Sweden’s Mylingar make legitimately terrifying music. If the most debilitating nightmares of your most dread-filled childhood nights took physical form, Mylingar would be their voice, retching decay and misery directly into your brain. Theirs is a sound that provide no protection from the horrors slinking broken and hungry through the black of night. No light. No hope. No remote chance of escape. Just excruciating, unrelenting punishment channeled straight from the darkest, most fear-ridden corners of your subconscious. It is, quite honestly, the music your mother warned you about. The stuff that pastors have railed against for decades. It’s the brand of violence that record stores kept buried on the dustiest, most remote shelves. It’s the soundtrack that undergirds late-night news stories about children driven mad by the demonic power of metal music. In short, it’s everything blackened death metal can and should be.
Over their first two releases, these musical misanthropes have carved from flesh and bone their own uniquely bleak niche within the death metal world. Their songs are a swirling, undulating hurricane of discordant and dissonant riffs that crawl and stomp over one another with a level of violent intent that I have yet to find apt comparison to. Displaying very little divergence in style over these releases, Mylingar have instead doubled down on the audio punishment, building on the foundation laid by each previous release to create something equally if not more brutalizing. If the translated titles of these records are any indication (“dead roads” and “dead dreams”, respectively), the band have no intention of relenting from their established pattern of chaos. Their third release, Döda Själar (“dead souls” this time around), confirms this theory by continuing their tradition of musical insanity, delivering another batch of tracks that are as putrid, vile, and utterly insatiable as those that came before.
For those unfamiliar with Mylingar’s work, it’s difficult to find truly applicable points of reference. Think Portal, but less heady. Or perhaps Ulcerate, but far more aggressive. There are vestiges of the most intense tracks of Anaal Nathrakh’s catalog as well, but mostly bereft of that band’s blatant sense of theatricality. They really are a sound unto themselves, and the band take no time at all reminding us of that fact. Opening track “Obalansen” kicks off the record with an immediate slash of jagged claws to the jugular, presenting absolutely zero build-up toward the inevitable punishment we as listeners are about to receive. It’s an in-your-face statement that brings back from the crypt the band’s signature and utterly filthy guitar tone, which is consistently contested by the band’s rhythm section, which pummels listeners relentlessly throughout.
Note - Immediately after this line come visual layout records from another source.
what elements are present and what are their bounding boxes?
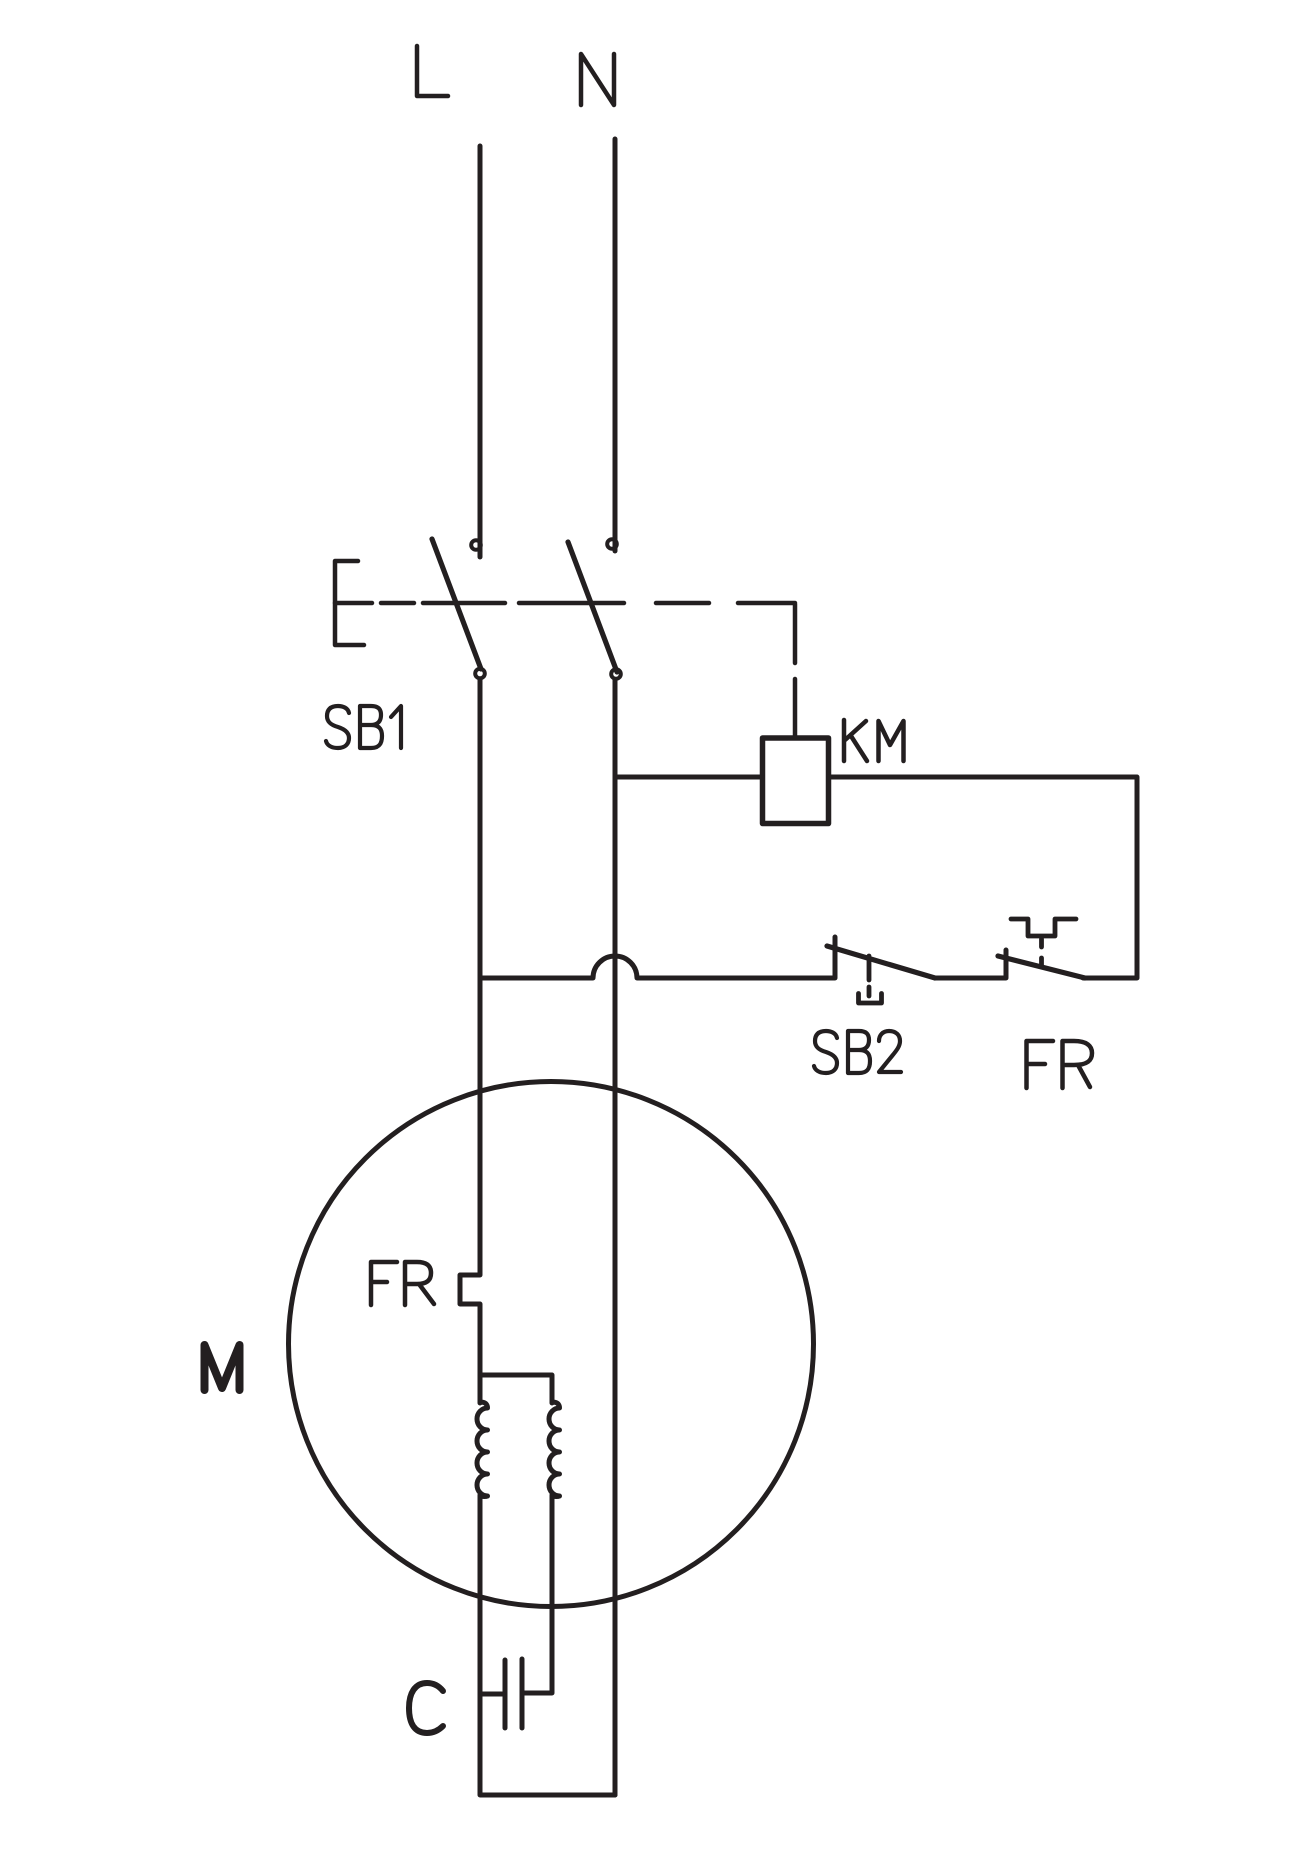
wire coil KM right terminal to riser and down to FR contact (829, 777, 1137, 978)
label SB1 (326, 706, 401, 748)
net label L (417, 46, 448, 96)
wire N to coil KM left terminal (616, 775, 762, 780)
wire capacitor to main branch (480, 1692, 503, 1697)
contact KM main pole 2 moving terminal (611, 669, 621, 679)
start winding coil (549, 1402, 560, 1497)
wire N neutral lower drop (613, 680, 618, 1795)
motor circle M (289, 1082, 814, 1607)
label SB2 (814, 1031, 901, 1073)
relay contact FR blade (998, 956, 1085, 978)
wire control line from L junction with crossover hump at N (480, 937, 835, 978)
label C (capacitor) (409, 1683, 443, 1733)
label FR (control contact) (1027, 1041, 1093, 1088)
mechanical linkage dashed line (335, 603, 795, 737)
contact KM main pole 1 moving terminal (475, 669, 485, 679)
label FR (heater in motor branch) (371, 1262, 434, 1305)
main winding coil (477, 1402, 487, 1497)
wire main winding to bottom and across to N (480, 1495, 615, 1795)
pushbutton SB2 blade (827, 946, 935, 978)
capacitor C plates (505, 1659, 522, 1728)
contact KM main pole 1 fixed terminal (471, 540, 481, 550)
pushbutton SB2 actuator linkage and head (859, 956, 882, 1003)
wire junction to start winding branch (480, 1375, 552, 1403)
wire start winding down to capacitor (524, 1495, 552, 1693)
wire N neutral drop (613, 139, 618, 551)
label KM (844, 720, 904, 761)
wire L lower drop with FR heater jog (460, 679, 480, 1403)
net label N (581, 54, 614, 105)
wire SB2 to FR contact (935, 950, 1006, 978)
label M (motor) (205, 1345, 240, 1390)
contact KM main pole 2 fixed terminal (607, 539, 617, 549)
contact KM main pole 2 blade (568, 542, 617, 672)
actuator bracket of switch SB1 (335, 561, 364, 645)
relay FR thermal element symbol (1011, 919, 1076, 966)
coil KM (contactor coil box) (763, 738, 829, 824)
wire L phase drop (478, 146, 483, 557)
contact KM main pole 1 blade (432, 539, 481, 669)
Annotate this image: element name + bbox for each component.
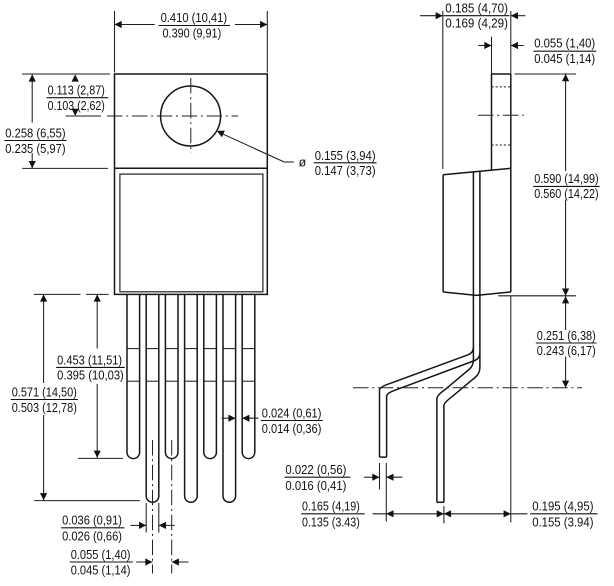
tab/body separation line [115,167,268,169]
side view lead lines inside body (both rows) [472,172,474,360]
svg-text:0.135 (3.43): 0.135 (3.43) [302,516,360,530]
svg-text:0.045 (1,14): 0.045 (1,14) [71,564,131,578]
svg-text:0.195 (4,95): 0.195 (4,95) [532,500,593,514]
extension lines at body bottom [34,293,81,295]
side view body [443,168,511,295]
tab hidden hole lines [492,86,511,88]
front row lead (bent forward) [380,347,480,457]
svg-text:0.243 (6,17): 0.243 (6,17) [537,344,596,358]
lead 5 [204,294,217,458]
mounting hole [161,86,221,146]
svg-text:0.165 (4,19): 0.165 (4,19) [302,500,360,514]
svg-text:0.155 (3,94): 0.155 (3,94) [315,149,376,163]
lead 6 [223,294,236,502]
dimension 0.258/0.235 tab height [4,74,108,168]
svg-text:ø: ø [299,155,307,169]
svg-text:0.014 (0,36): 0.014 (0,36) [262,422,322,436]
svg-text:0.395 (10,03): 0.395 (10,03) [57,369,124,383]
lead 3 centerline [171,440,173,574]
svg-text:0.390 (9,91): 0.390 (9,91) [163,27,222,41]
dimension 0.571/0.503 long lead length [11,294,140,500]
svg-text:0.024 (0,61): 0.024 (0,61) [262,406,322,420]
lead tip extension lines side view [379,463,381,490]
svg-text:0.045 (1,14): 0.045 (1,14) [534,52,595,66]
hole diameter leader and label [217,131,377,179]
body inner face rectangle [120,174,263,292]
svg-text:0.503 (12,78): 0.503 (12,78) [12,401,77,415]
lead 4 [185,294,198,502]
dimension 0.590/0.560 body height [533,74,599,296]
svg-text:0.103 (2,62): 0.103 (2,62) [48,99,105,113]
front view package outline [115,74,268,294]
dimension 0.453/0.395 short lead length [56,294,125,458]
svg-text:0.026 (0,66): 0.026 (0,66) [62,530,122,544]
dimension 0.195/0.155 text [530,500,597,530]
svg-text:0.571 (14,50): 0.571 (14,50) [12,386,77,400]
lead 2 tip edge extension lines [145,503,147,533]
lead 2 centerline [152,440,154,574]
svg-text:0.258 (6,55): 0.258 (6,55) [5,127,65,141]
dimension 0.251/0.243 lead bend height [536,296,597,388]
lead 3 [165,294,178,458]
dimension 0.165/0.135 text [301,500,365,530]
svg-text:0.169 (4,29): 0.169 (4,29) [445,16,508,30]
dimension 0.022/0.016 lead thickness [284,463,402,493]
svg-text:0.251 (6,38): 0.251 (6,38) [537,329,596,343]
svg-text:0.055 (1,40): 0.055 (1,40) [71,548,131,562]
dimension 0.185/0.169 overall depth [420,1,525,169]
svg-text:0.235 (5,97): 0.235 (5,97) [5,142,65,156]
extension line body bottom right [498,295,576,297]
dimension 0.410/0.390 overall width [115,11,268,73]
side view tab [492,74,511,170]
hole vertical centerline [190,78,192,153]
svg-text:0.022 (0,56): 0.022 (0,56) [285,463,346,477]
lead 1 [127,294,140,458]
dimension 0.113/0.103 hole center from top [22,74,110,116]
lead 2 [146,294,159,502]
dimension 0.036/0.026 lead tip width [61,514,175,544]
lead bend reference centerline [353,387,582,389]
hole horizontal centerline [107,115,238,117]
lead 7 [242,294,255,458]
dimension 0.055/0.045 tab thickness [478,37,596,75]
svg-text:0.055 (1,40): 0.055 (1,40) [534,37,595,51]
svg-text:0.560 (14,22): 0.560 (14,22) [534,187,598,201]
tab centerline [478,114,524,116]
svg-text:0.016 (0,41): 0.016 (0,41) [285,479,346,493]
dimension 0.055/0.045 lead pitch [70,548,189,578]
back row lead (straight down) [437,360,480,503]
svg-text:0.147 (3,73): 0.147 (3,73) [315,164,376,178]
dimension line 0.165 and 0.195 [373,510,528,517]
svg-text:0.036 (0,91): 0.036 (0,91) [62,514,122,528]
svg-text:0.113 (2,87): 0.113 (2,87) [48,84,105,98]
svg-text:0.155 (3.94): 0.155 (3.94) [532,516,593,530]
svg-text:0.590 (14,99): 0.590 (14,99) [534,172,598,186]
dimension 0.024/0.014 lead spacing [222,406,323,436]
svg-text:0.185 (4,70): 0.185 (4,70) [445,1,508,15]
extension line top right [515,73,577,75]
svg-text:0.410 (10,41): 0.410 (10,41) [161,11,228,25]
svg-text:0.453 (11,51): 0.453 (11,51) [57,353,122,367]
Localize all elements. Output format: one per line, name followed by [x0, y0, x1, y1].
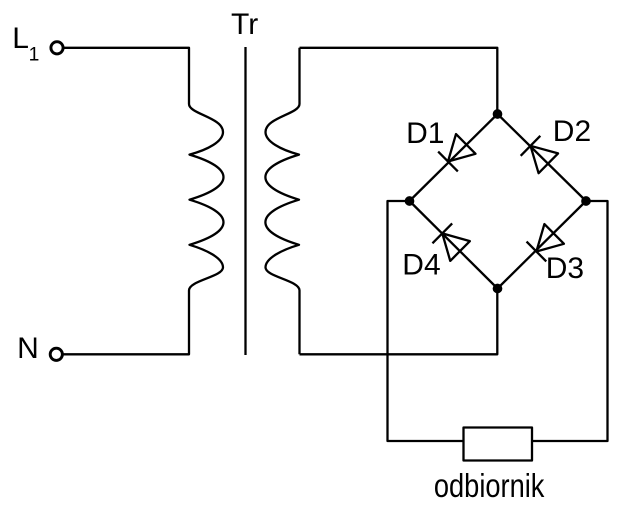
wire bridge edge top-left (node T to node L)	[410, 114, 498, 201]
svg-text:Tr: Tr	[231, 8, 258, 41]
wire secondary top to bridge top node	[300, 48, 498, 114]
wire bridge edge bottom-right (node B to node R)	[498, 201, 587, 289]
transformer secondary winding	[265, 48, 299, 355]
diode D2	[521, 136, 558, 173]
diode D1	[438, 134, 475, 171]
wire bridge right node to load	[532, 201, 608, 441]
wire bridge left node to load	[388, 201, 464, 441]
svg-text:D3: D3	[546, 252, 584, 285]
node T junction dot	[494, 110, 501, 117]
transformer Tr core	[244, 47, 246, 355]
node L junction dot	[406, 197, 413, 204]
svg-text:D1: D1	[406, 117, 444, 150]
node R junction dot	[582, 197, 589, 204]
load resistor odbiornik	[464, 428, 533, 461]
svg-text:1: 1	[29, 44, 40, 65]
node B junction dot	[494, 285, 501, 292]
svg-text:odbiornik: odbiornik	[434, 467, 545, 504]
svg-text:D4: D4	[402, 248, 440, 281]
wire primary top + primary winding + wire primary bottom	[63, 48, 223, 355]
terminal L1	[51, 42, 63, 54]
svg-text:L: L	[12, 22, 29, 55]
svg-text:N: N	[17, 332, 39, 365]
wire bridge edge bottom-left (node B to node L)	[410, 201, 498, 289]
svg-text:D2: D2	[553, 115, 591, 148]
wire secondary bottom to bridge bottom node	[300, 289, 498, 355]
diode D4	[432, 223, 469, 260]
wire bridge edge top-right (node T to node R)	[498, 114, 587, 201]
diode D3	[527, 224, 564, 261]
terminal N	[50, 348, 62, 360]
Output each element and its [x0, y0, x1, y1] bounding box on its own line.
Brutality aside, however, what the band present on Döda Själar is far from bland, monotonous chaos. These tracks have solid writing chops behind them, adding flavor and variety to an otherwise (and mostly still) seething caldron of black and death metal sounds. Both of the album’s first two tracks feature doom-laden passages that slow the proceedings down considerably, providing something that feels almost like breathing room before all space is snatched away by another suffocating salvo. There’s also a surprisingly hefty amount of melody buried deep within these tracks, particularly in “Offret”, which features multiple passages that feel as if they contain other songs desperate to burst forth from the maelstrom, only to be snatched just before emerging by the inescapable clutches of the band’s overwhelming penchant for destructive tones. It’s on the whole a tireless exercise in continued suffering, but cannot be faulted for refusing to contain a few spicy bits.
If any of the above sounds remotely appealing, the remainder of the album delivers much more of that sweet, sweet flagellation. “Mållösheten” thumps to life with all the energy and menace of a funeral march for the undead, while “Giftet” gallops out of the gate with some of the most virulent black metal passages yet displayed in the band’s playbook, allowing the drums to open up into some fun and punk-ish territory. But the whole edifice crumbles under the magnitude of album finale “Förlusten”, which features an opening riff that, beneath the sheer wall of noise, could easily be found on an Immortal record, grounding the track in a way that few of Mylingar’s other compositions have. As the track continues, however, things just keep getting more bleak and aggressive, leading to a madness-inducing crescendo filled with enough harsh noise to make Gnaw Their Tongues wince. It’s a brutal, cathartic close to an album that intends nothing but harm.
As a music writer who revels in all things extreme, I’ve encountered more than a few aggressive records in my day. That said, I can safely and definitively state that Döda Själar is one of the single most sonically violent, performatively chaotic, and utterly oppressive records I have ever heard. Mylingar have tapped into something exceedingly dark with their third release, and fans of their earlier material should rejoice in the knowledge that the band have lost absolutely none of their edge. Whether you find Mylingar’s exceedingly intense interpretation of blackened death metal appealing or not, it would be nearly impossible not to admire the singularity of their vision and its execution. Döda Själar will most certainly be counted among my favorite records of 2019, and I can confidently assume that I won’t be alone in that opinion. Absolutely punishing.
Döda Själar drops August 2nd on 20 Buck Spin, and is available for pre-order on the band’s Bandcamp page.